Comme toutes les nouvelles de Jean-Paul Beaumier, on déguste celles-ci à toutes petites doses. Pour la qualité de l’écriture, pour tenter, vainement d’ailleurs, de prévoir l’imprévisible dénouement, pour mieux entrevoir d’un texte à l’autre les doubles et triples fonds. Un père, que l’on tenait pour figé à jamais, se permet un vœu. La jalousie se révèle à la fois erratique et justifiée. Les courriels circulent avec leur faux naturel et leurs pressions sur les relations humaines. La première neige marque le passage vers autre chose, peut-être la fin d’un amour, mais peut-être la transition ne sera-t-elle pas aussi légère qu’il semble.
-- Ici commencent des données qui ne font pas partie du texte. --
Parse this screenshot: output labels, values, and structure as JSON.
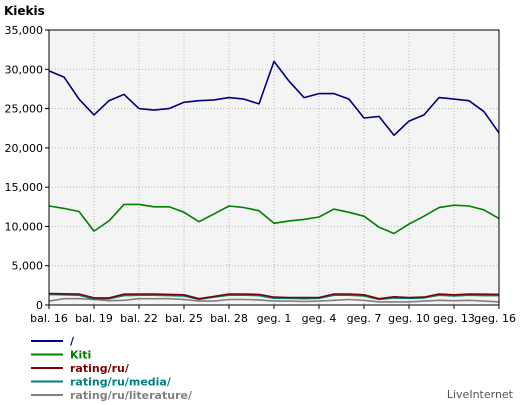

Et quand flanche la mémoire, un art existe-t-il qui puisse, en multipliant les quadrillages mentaux, repêcher le nom manquant ?
Parler de culture et de raffinement, ce serait juste et superficiel. Jean-Paul Beaumier, en effet, fait plus que créer de superbes bibelots. Il enseigne à douter de ce que l’œil voit, à prêter une oreille plus attentive à ce qui bat sous les apparences et qui peut même modifier le sens des confidences. Il maîtrise admirablement les astuces et les techniques de la nouvelle, y compris celle de la chute, mais il ne s’incline devant aucune orthodoxie. Avec goût et liberté, il offre la chute, sachant que l’absence de chute peut équivaloir… à une chute.
On appréciera aussi l’ampleur du registre. De la carte postale au contact par Internet, du timide amour paternel à la vengeance sanglante, de la réponse embellie offerte au sondage téléphonique jusqu’aux conséquences du retour à l’heure normale, c’est la vie qui affleure, déroute, étonne, humanise, émeut. Tout cela avec peu de mots, sans la moindre lourdeur, avec un fascinant mélange de sagesse et de réalisme tendrement cynique.
Beaumier demeure libre d’orienter son talent à son gré. Souhaitons qu’il ne renonce jamais à l’écriture de nouvelles ni au regard qui en débusque le départ.